VERTIÈRES est le théâtre de l’une des plus belles batailles de toutes les guerres de l’humanité. Personne n’oubliera l’intermède des boulets renversant le calot et le cheval de François Cappoix (dit La mort) qui crie «en-avant». C’est une victoire inscrite dans le roc par la gigantesque statue du sculpteur cubain Juan Jose Sicre Matanzas consacrant la défaite la de l’armée française face à l’armée indigène composée pour les blancs d’un ramassis de nègres mais de vrais guerriers qui avaient pu acquérir le mépris pour la mort.

VERTIÈRES est la résultante d’un idéal et d’un long cheminement. L’Empereur Napoléon a confessé dans ses mémoires : « J’ai à me reprocher une tentative sur cette colonie lors du Consulat. C’était une grande faute que d’avoir voulu la soumettre par la force ; je devais me contenter de la gouverner par l’intermédiaire de Toussaint ». J’ai bien compris le sens de ce remords et pénétré l’idéal du génial Louverture lors de mon intronisation le 24 juillet 2014 sur ses terres au Bénin comme Grand Prince du Royaume d’Alla par le Roi Toyi Djigla.

Le 18 novembre 1803, le Général en Chef Jean-Jacques Dessalines a obtenu de la France, la reddition de la ville du Cap et a signé le 19 novembre 1803 à cinq heures de l’après-midi, l’acte de capitulation de l’armée française avec l’Adjudant- Général Duveyrier dépêché par Rochambeau avec les pleins pouvoirs. En voici la teneur :

Article 1.- La ville du Cap et les forts qui en dépendent seront remis, dans dix jours, à dater du 28 présent, au Général en Chef Dessalines.

Article 2.- Les munitions de guerre qui seront dans les arsenaux, les armes et l’artillerie seront laissées dans l’état où elles sont présentement.

Article 3.- Tous les vaisseaux de guerre et autres qui seront jugés nécessaires par le général Rochambeau tant pour le transport des troupes et des habitants que pour l’évacuation, seront libres de sortir au jour nommé.
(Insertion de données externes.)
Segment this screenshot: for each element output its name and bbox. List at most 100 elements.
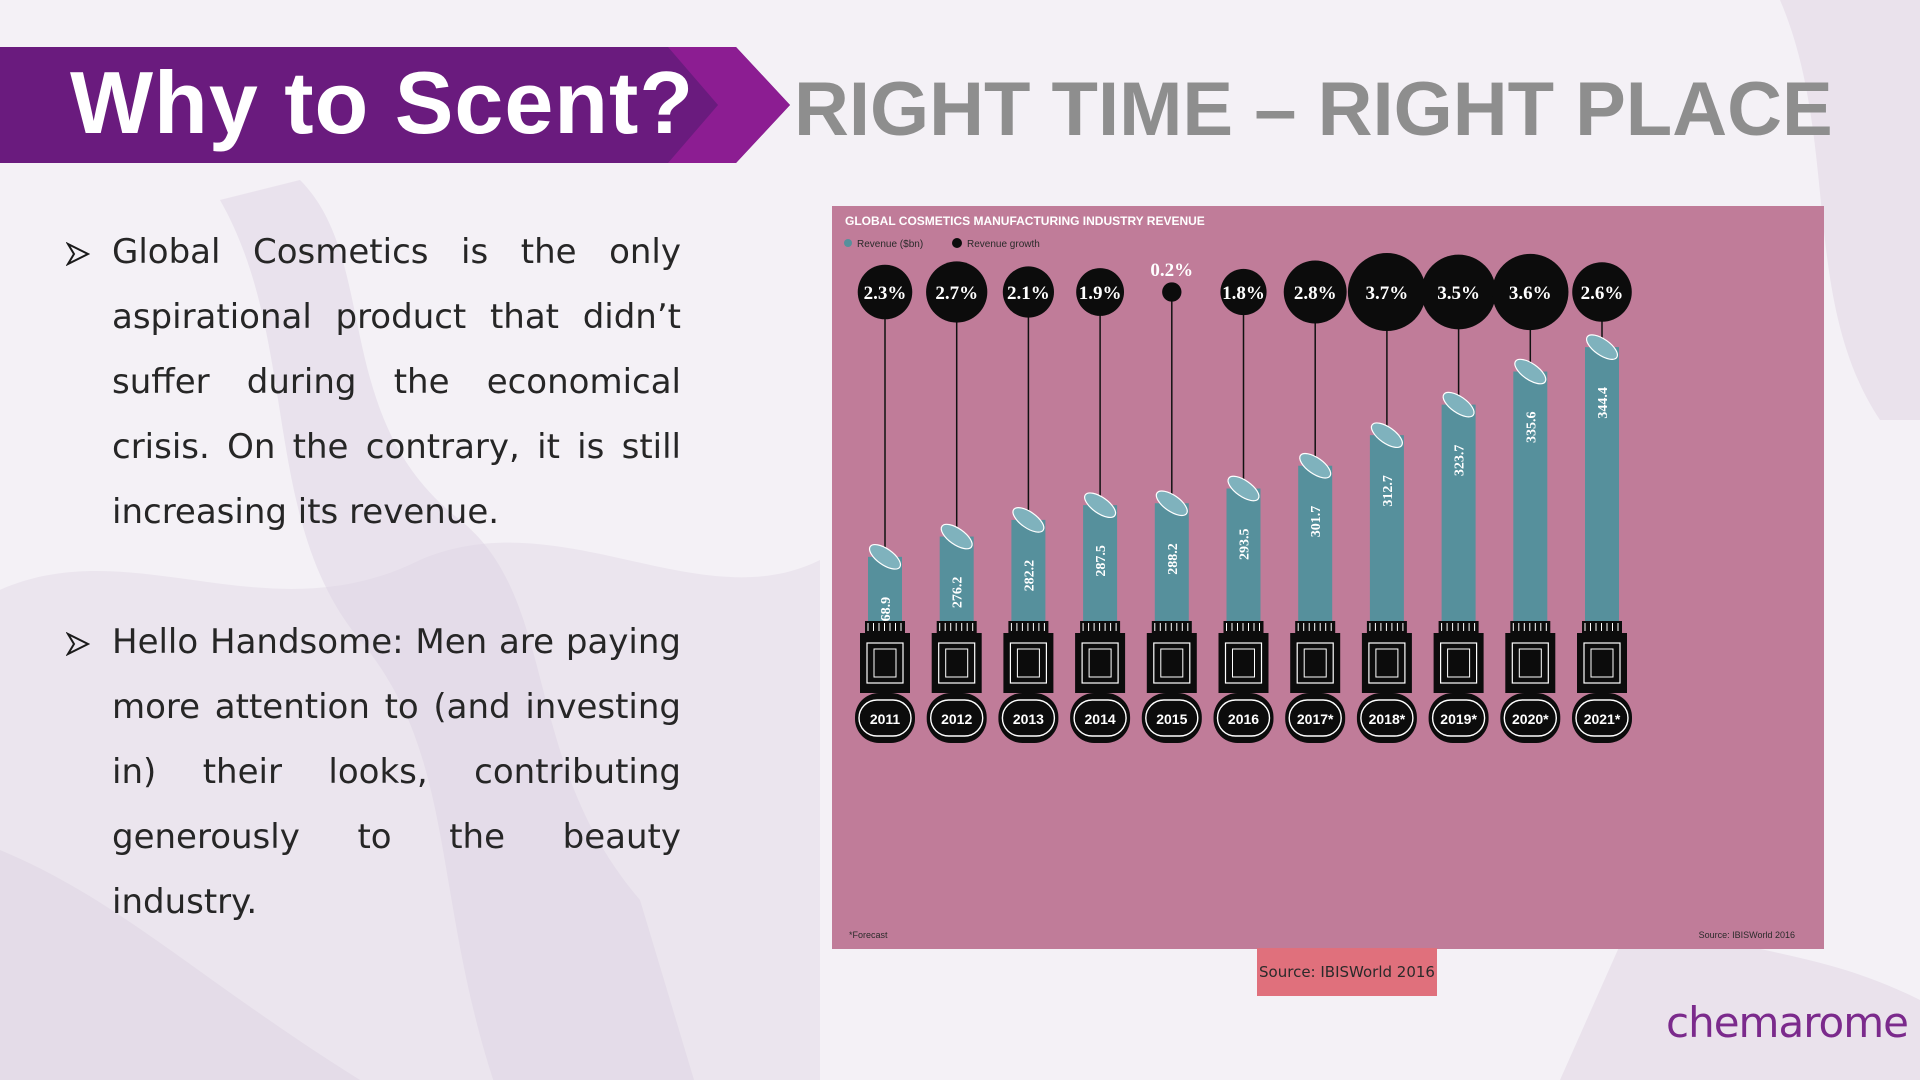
year-pedestal xyxy=(1356,693,1417,743)
legend-growth-label: Revenue growth xyxy=(967,239,1040,250)
growth-label: 2.7% xyxy=(935,283,978,304)
year-pedestal xyxy=(1285,693,1346,743)
revenue-bar-cap xyxy=(1012,507,1045,533)
base-frame xyxy=(1296,642,1334,684)
growth-circle xyxy=(1492,253,1569,331)
bullet-text: Hello Handsome: Men are paying more atte… xyxy=(112,622,681,922)
year-label: 2011 xyxy=(870,711,901,727)
growth-circle xyxy=(926,261,988,323)
base-frame-inner xyxy=(945,648,969,678)
year-label: 2020* xyxy=(1512,711,1549,727)
growth-label: 2.6% xyxy=(1581,283,1624,304)
year-pedestal-ring xyxy=(1145,699,1199,737)
year-pedestal xyxy=(1213,693,1274,743)
bullet-item-cosmetics: Global Cosmetics is the only aspirationa… xyxy=(66,220,681,545)
revenue-bar xyxy=(1585,347,1619,621)
growth-label: 3.7% xyxy=(1366,283,1409,304)
year-label: 2021* xyxy=(1584,711,1621,727)
year-pedestal-ring xyxy=(858,699,912,737)
revenue-bar xyxy=(1441,404,1476,621)
base-collar xyxy=(1008,621,1049,633)
growth-circle xyxy=(857,264,913,320)
brand-logo: chemarome xyxy=(1666,998,1909,1047)
base-frame-inner xyxy=(873,648,897,678)
year-pedestal xyxy=(998,693,1059,743)
year-pedestal xyxy=(1500,693,1561,743)
revenue-value-label: 293.5 xyxy=(1238,529,1253,561)
year-pedestal-ring xyxy=(929,699,984,737)
revenue-bar-cap xyxy=(1155,490,1188,517)
base-collar xyxy=(1151,621,1192,633)
revenue-chart: GLOBAL COSMETICS MANUFACTURING INDUSTRY … xyxy=(832,206,1824,949)
year-pedestal xyxy=(855,693,915,743)
revenue-bar xyxy=(1154,503,1189,621)
revenue-bar xyxy=(939,536,974,621)
year-pedestal-ring xyxy=(1431,699,1486,737)
year-pedestal-ring xyxy=(1216,699,1271,737)
base-frame-inner xyxy=(1590,648,1614,678)
base-frame xyxy=(1583,642,1621,684)
base-frame-inner xyxy=(1518,648,1542,678)
base-frame xyxy=(1153,642,1191,684)
year-pedestal xyxy=(1572,693,1632,743)
revenue-bar xyxy=(1083,505,1118,621)
source-badge: Source: IBISWorld 2016 xyxy=(1257,948,1437,996)
base-frame xyxy=(866,642,904,684)
revenue-bar-cap xyxy=(1514,358,1547,385)
revenue-bar-cap xyxy=(1299,452,1332,479)
bullet-item-handsome: Hello Handsome: Men are paying more atte… xyxy=(66,610,681,935)
revenue-bar-cap xyxy=(868,544,902,570)
year-pedestal-ring xyxy=(1575,699,1629,737)
base-frame-inner xyxy=(1232,648,1255,678)
year-pedestal-ring xyxy=(1001,699,1056,737)
year-label: 2012 xyxy=(941,711,972,727)
growth-label: 2.1% xyxy=(1007,283,1050,304)
base-frame-inner xyxy=(1375,648,1399,678)
legend-revenue-swatch xyxy=(844,239,852,247)
base-frame xyxy=(1439,642,1478,684)
revenue-bar xyxy=(1369,435,1404,621)
base-frame-inner xyxy=(1160,648,1184,678)
year-pedestal xyxy=(926,693,987,743)
page-title: Why to Scent? xyxy=(70,53,695,152)
year-label: 2015 xyxy=(1156,711,1187,727)
chart-source: Source: IBISWorld 2016 xyxy=(1699,930,1795,940)
revenue-bar xyxy=(1226,488,1261,621)
base-frame-inner xyxy=(1016,648,1040,678)
year-label: 2019* xyxy=(1440,711,1477,727)
year-label: 2018* xyxy=(1369,711,1406,727)
year-pedestal-ring xyxy=(1073,699,1127,737)
base-frame xyxy=(938,642,976,684)
year-pedestal xyxy=(1141,693,1202,743)
revenue-value-label: 282.2 xyxy=(1022,560,1037,592)
growth-circle xyxy=(1347,253,1426,331)
growth-circle xyxy=(1002,266,1054,318)
growth-circle xyxy=(1220,268,1267,316)
revenue-bar xyxy=(1513,371,1548,621)
growth-label: 3.5% xyxy=(1437,283,1480,304)
base-frame xyxy=(1081,642,1119,684)
bullet-text: Global Cosmetics is the only aspirationa… xyxy=(112,232,681,532)
revenue-value-label: 344.4 xyxy=(1596,387,1611,419)
growth-label: 1.8% xyxy=(1222,283,1265,304)
revenue-bar-cap xyxy=(1442,391,1475,418)
page-subtitle: RIGHT TIME – RIGHT PLACE xyxy=(794,67,1833,152)
growth-circle xyxy=(1283,260,1347,324)
base-collar xyxy=(936,621,977,633)
base-frame-inner xyxy=(1303,648,1327,678)
revenue-bar xyxy=(1298,465,1333,621)
revenue-value-label: 276.2 xyxy=(951,577,966,609)
growth-label: 3.6% xyxy=(1509,283,1552,304)
revenue-value-label: 288.2 xyxy=(1166,543,1181,575)
growth-circle xyxy=(1421,254,1496,330)
revenue-value-label: 268.9 xyxy=(879,597,894,629)
revenue-bar-cap xyxy=(1370,422,1403,448)
year-pedestal-ring xyxy=(1288,699,1342,737)
growth-circle xyxy=(1572,262,1632,322)
revenue-value-label: 335.6 xyxy=(1524,412,1539,444)
base-frame-inner xyxy=(1447,648,1471,678)
chart-title: GLOBAL COSMETICS MANUFACTURING INDUSTRY … xyxy=(845,214,1205,228)
revenue-bar-cap xyxy=(1227,475,1260,502)
revenue-bar-cap xyxy=(1585,334,1619,360)
arrow-bullet-icon xyxy=(66,632,90,656)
Article 4.- Les officiers militaires et civils, les troupes composant la garnison du Cap, sortiront avec les honneurs de la guerre, emportant leurs armes et les effets appartenant à leurs demi-brigades.

Article 5.- Les malades et les blessés hors état d’être transportés, seront traités dans les hôpitaux jusqu’à leur guérison. Ils seront spécialement recommandés à l’humanité du Général Dessalines.

Article 6.- Le Général Dessalines, en donnant l’assurance de sa protection aux habitants qui resteront dans la place, réclame de la justice du général Rochambeau la mise en liberté des hommes du pays qu’elle que soit leur couleur, lesquels ne pourront, sous quelque prétexte que ce soit, être contraint à s’embarquer avec l’armée française.

Article 7.- Les troupes des deux armées resteront dans leurs positions respectives jusqu’au dixième jour fixé pour l’évacuation du Cap.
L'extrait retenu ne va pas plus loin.